Test rocket acceleration physics problem

[elizabethg]

I need help, i tried this problem many times and i keep getting the wrong answer.
A test rocket is fired vertically upward from a well. A catapult gives it an initial speed of 79.2 m/s at ground level. Its engines then fire and it accelerates upward at 4.10 m/s2 until it reaches an altitude of 950 m. At that point its engines fail, and the rocket goes into free fall, with an acceleration of -9.80 m/s2. (You will need to consider the motion while the engine is operating separate from the free-fall motion.)
(a) How long is the rocket in motion above the ground?
___________s
(b) What is its maximum altitude?
_________km
(c) What is its velocity just before it collides with the Earth?
_________________m/s

I tried finding the time with the equations x=.5at^2+Vot+Xo. I get nowhere, please help. I plug in numbers and still get the wrong answer.

I tried doing different equations for going up, the time it stops in the air, and when it comes down, i just don't know which equation is right, though i do know you need three separate times to find the total time.

 

[jamesrc]

Well, that is the right equation to use here (I like using y for vertical motion rather than x, but that's not important). Let's look at each part (using only the kinematic equations for constant acceleration motion you know):

Part 1: (engines on)

Your equation is: x₁ = x_o + v_ot₁ + .5at₁²

What do you know? Make sure you understand the meaning of each variable rather than just trying to plug things in.

x_o = 0 (starts at ground level)
v_o = 79.2 m/s (its "initial" speed, i.e. the speed it has (due to the catapult) at time t = 0)
x₁ = 950 m (the altitude it reaches when the engines shut down)
a = 4.1 m/s/s (the acceleration due to the thrust provided by the rocket)

Now solve that equation for t₁. You'll also want to know the velocity of the rocket at t₁. That is easily found:

v₁ = v_o + a*t₁

Part 2: (simple ballistic motion upward to its maximum height)

The same equation will work for us here (subscripts changed to reflect that this is the second part of our problem):
x₂ = x₁ + v₁t₂ + .5at₂²

but we've got two unknowns in there. Here's a quicker way to get to the answer:

v_2^2 = v_1^2 + 2a\Delta x

Remember that in this part of the problem, a = -9.8 m/s/s
v₂ is 0, since this is at the peak of the motion

Solve for Δx, noting that \Delta x = x_2 - x_1, which allows you to solve for the maximum altitude acheived = x₂

Since we also want to know the time here, calculate it using:

v₂ = v₁ + at₂

Note that as I've defined things here, t₂ is the elapsed time during part 2 ot the trip

Part 3: (falling to the ground)

Last leg of the trip. Back to our first equation (which seems to be the most useful right now):

x₃ = x₂ + v₂t₃ + .5at₃²

and solve for t₃

a is still -9.8m/s/s and x₃ is 0 (since we land on the ground)
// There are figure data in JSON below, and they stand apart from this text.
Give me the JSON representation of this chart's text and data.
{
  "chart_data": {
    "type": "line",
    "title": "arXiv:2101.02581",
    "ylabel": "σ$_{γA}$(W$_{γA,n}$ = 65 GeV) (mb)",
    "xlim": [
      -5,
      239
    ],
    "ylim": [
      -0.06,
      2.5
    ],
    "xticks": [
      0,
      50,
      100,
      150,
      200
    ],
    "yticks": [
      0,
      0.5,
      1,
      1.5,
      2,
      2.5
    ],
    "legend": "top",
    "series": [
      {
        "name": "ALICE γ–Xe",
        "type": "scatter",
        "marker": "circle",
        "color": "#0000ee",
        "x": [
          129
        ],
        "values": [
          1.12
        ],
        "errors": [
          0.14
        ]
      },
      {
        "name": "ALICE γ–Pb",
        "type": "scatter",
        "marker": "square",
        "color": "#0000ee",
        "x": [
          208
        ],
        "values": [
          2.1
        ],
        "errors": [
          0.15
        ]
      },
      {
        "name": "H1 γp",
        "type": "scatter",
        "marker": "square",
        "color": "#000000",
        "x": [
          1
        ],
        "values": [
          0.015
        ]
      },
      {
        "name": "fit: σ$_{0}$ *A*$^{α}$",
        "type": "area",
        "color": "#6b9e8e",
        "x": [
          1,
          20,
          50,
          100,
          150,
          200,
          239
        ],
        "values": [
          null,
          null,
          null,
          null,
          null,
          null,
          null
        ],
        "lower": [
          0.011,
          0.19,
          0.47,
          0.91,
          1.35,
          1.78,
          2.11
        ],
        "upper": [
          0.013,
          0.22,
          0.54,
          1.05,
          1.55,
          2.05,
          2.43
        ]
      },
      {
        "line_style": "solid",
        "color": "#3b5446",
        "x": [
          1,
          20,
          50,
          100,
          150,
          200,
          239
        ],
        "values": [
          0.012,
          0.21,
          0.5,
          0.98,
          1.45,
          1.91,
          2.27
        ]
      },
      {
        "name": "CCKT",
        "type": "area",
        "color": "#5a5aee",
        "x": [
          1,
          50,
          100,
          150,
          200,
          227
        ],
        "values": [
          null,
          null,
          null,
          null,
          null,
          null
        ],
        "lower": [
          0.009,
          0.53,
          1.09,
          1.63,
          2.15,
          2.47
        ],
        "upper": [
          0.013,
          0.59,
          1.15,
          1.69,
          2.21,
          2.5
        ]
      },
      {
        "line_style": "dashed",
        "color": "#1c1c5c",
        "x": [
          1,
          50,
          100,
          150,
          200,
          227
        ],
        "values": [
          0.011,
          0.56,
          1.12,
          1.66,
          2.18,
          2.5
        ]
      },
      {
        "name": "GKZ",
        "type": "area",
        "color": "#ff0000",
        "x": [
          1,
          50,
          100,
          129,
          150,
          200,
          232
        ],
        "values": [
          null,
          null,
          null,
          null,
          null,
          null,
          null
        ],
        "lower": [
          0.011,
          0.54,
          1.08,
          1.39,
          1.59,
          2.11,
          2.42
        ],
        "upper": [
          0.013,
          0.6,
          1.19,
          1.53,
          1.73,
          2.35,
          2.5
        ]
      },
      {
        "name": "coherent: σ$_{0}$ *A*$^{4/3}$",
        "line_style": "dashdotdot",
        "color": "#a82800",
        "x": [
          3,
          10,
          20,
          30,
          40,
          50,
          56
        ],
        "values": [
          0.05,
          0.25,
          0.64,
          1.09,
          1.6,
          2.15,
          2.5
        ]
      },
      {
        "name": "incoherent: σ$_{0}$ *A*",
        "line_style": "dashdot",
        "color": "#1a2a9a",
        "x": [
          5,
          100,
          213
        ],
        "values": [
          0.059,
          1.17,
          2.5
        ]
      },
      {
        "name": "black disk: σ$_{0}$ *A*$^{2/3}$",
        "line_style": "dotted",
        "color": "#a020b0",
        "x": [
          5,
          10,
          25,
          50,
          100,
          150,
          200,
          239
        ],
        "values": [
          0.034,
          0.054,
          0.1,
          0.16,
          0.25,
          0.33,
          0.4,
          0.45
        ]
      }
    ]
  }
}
To find the total time in the air, just add of the 3 individual times.

To find the velocity just before it hits the ground, go back to the equation:

v₃ = v₂ + at₃

That's a long problem and I hope I haven't made any mistakes. If you follow the logic, you should be able to decide for yourself if it's right or not. I hope that helps.

 

[Fredrik]

Of course someone else posted an answer while I was writing mine. OK, this may be useless now, but I might as well post it since I've already written it. Here it is:

If you solve for t and plug in the numbers, you get the time at which the engine failed. Now you have to figure out the velocity it had at that time. This you do with another equation (the derivative of the one you showed). When you've done that, use the first equation again to find the time it takes the rocket to fall to the ground. The sum of the two times will be the answer to a.

You will have to use both equations again to find the answer to b. And if you can handle that, I'm sure you'll have no problems with c.

 

[Beer-monster]

Do you know what the numerical should be?

I tried it myself and would like to know if I'm right ^__^